Le Paradis – Kritik
Die subversive Kraft der Zärtlichkeit: In seinem Debütfilm schenkt der Belgier Zeno Graton zwei Häftlingen dort Freiheit, wo sie ihnen genommen wurde. Le paradis lenkt die unbändige Kraft dieser Jungen in etwas Stolzes und Schönes um.

Fast eine ganze Stunde ist Le paradis wirklich das Paradies, eine unendlich zärtliche Liebe, die nicht bis zur Abnutzung den Lebensumständen abgerungen werden muss, sondern ganz bei sich sein kann: bei einem verstohlenen Blick auf den schlafenden Körper; bei einem ersten Blickkontakt, der mit Bestimmtheit initiiert und verwundert-verzaubert gehalten wird; bei einer geteilten Zigarette, die zwischen den Mündern hin und her wechselt; bei den ersten Berührungen, dem ersten, leidenschaftlichen, aber kurzen Kuss, der wie vor Dankbarkeit und Überwältigung sofort in eine fast schmerzhaft innige Umarmung übergeht. Ja, vielleicht ist das, was Graton hier zeigt, eine Utopie: zwei junge Männer, die in ihrem queeren Begehren gefestigt sind, deren Anziehung zueinander weder verinnerlichte Homophobie noch Homophobie von außen überwinden muss, ehe sie sich Bahn brechen kann, und dann noch – eher vor allem – eine Anziehung, für die es einen Raum gibt, obwohl diejenigen, die sie füreinander verspüren, hinter Gittern sind. Doch es ist keine Utopie, die sich gegen den Vorwurf der Realitätsferne wehren muss; es ist eine Utopie, die zu den Bildern steht, die sie erschafft, und die darin etwas Mächtiges sieht, das auf unsere Wirklichkeit einwirken kann.
Draußen, da wartet keiner auf dich

Joe (Khalil Gharbia) und William (Julien De Saint Jean) leben in einer Jugendstrafanstalt.
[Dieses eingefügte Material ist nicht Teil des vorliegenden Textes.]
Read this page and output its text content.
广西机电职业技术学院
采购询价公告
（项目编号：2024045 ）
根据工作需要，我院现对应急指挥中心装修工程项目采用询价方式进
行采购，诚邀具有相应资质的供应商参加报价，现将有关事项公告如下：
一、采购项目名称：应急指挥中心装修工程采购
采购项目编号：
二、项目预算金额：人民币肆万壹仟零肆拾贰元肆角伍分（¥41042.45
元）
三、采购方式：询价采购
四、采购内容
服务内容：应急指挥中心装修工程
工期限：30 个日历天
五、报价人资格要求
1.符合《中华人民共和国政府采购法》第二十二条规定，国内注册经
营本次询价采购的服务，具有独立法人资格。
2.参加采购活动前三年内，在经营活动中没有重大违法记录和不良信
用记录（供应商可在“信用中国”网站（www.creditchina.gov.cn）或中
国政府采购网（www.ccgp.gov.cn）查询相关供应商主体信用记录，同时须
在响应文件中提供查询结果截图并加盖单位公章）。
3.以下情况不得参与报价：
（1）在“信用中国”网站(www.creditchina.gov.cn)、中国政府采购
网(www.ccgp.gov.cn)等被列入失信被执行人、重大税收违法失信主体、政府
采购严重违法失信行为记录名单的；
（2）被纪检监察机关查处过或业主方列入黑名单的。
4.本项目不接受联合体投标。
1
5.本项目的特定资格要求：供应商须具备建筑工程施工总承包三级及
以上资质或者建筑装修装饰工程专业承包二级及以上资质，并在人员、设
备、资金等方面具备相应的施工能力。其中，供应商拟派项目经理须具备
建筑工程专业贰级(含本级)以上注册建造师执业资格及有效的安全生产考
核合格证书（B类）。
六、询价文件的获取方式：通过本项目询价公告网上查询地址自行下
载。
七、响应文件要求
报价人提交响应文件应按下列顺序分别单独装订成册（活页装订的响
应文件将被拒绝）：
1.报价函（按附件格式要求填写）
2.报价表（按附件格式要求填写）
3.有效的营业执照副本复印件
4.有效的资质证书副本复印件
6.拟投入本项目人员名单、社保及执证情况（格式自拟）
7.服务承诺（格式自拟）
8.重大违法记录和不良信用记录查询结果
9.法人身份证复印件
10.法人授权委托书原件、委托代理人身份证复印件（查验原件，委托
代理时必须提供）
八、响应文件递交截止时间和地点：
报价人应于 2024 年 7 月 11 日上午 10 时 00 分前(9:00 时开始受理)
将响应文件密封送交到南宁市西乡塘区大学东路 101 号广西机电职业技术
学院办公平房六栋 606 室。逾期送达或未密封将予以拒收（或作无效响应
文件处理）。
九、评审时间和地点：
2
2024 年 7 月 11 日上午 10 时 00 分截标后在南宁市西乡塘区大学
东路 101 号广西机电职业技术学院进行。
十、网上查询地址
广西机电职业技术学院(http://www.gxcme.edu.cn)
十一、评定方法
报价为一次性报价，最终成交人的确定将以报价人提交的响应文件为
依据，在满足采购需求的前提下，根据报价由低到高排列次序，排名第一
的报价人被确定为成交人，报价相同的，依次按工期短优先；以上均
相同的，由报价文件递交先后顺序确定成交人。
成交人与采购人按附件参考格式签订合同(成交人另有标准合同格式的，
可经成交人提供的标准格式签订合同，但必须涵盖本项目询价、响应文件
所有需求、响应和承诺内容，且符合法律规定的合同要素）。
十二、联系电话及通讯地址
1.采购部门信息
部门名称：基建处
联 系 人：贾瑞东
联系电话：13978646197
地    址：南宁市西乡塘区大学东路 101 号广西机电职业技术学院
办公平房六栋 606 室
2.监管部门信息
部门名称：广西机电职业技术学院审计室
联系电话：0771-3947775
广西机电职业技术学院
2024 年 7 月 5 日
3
Ihr Alltag ist fremdbestimmt, ihr Bewegungsradius begrenzt, ihr Leben engmaschig überwacht. Und trotzdem ist ihr Begehren keins, das sich immer wieder schmerzhaft an den Grenzen des Haftlebens stößt, sondern eines, das darin auf eigene Weise aufblüht, seinen eigenen Ausdruck, seinen eigenen Raum findet: etwa die Wand, die Joes und Williams Zellen voneinander trennt und über die sie sinnlich mit den Fingern streichen. Ihr Begehren ist im Hier und Jetzt verankert, es vermengt sich nicht mit der Sehnsucht nach Freiheit, sondern löst sie ab. Auf einmal ist die Freiheit drinnen, und das Draußen ein leeres Versprechen. Draußen, da wartet keiner auf dich.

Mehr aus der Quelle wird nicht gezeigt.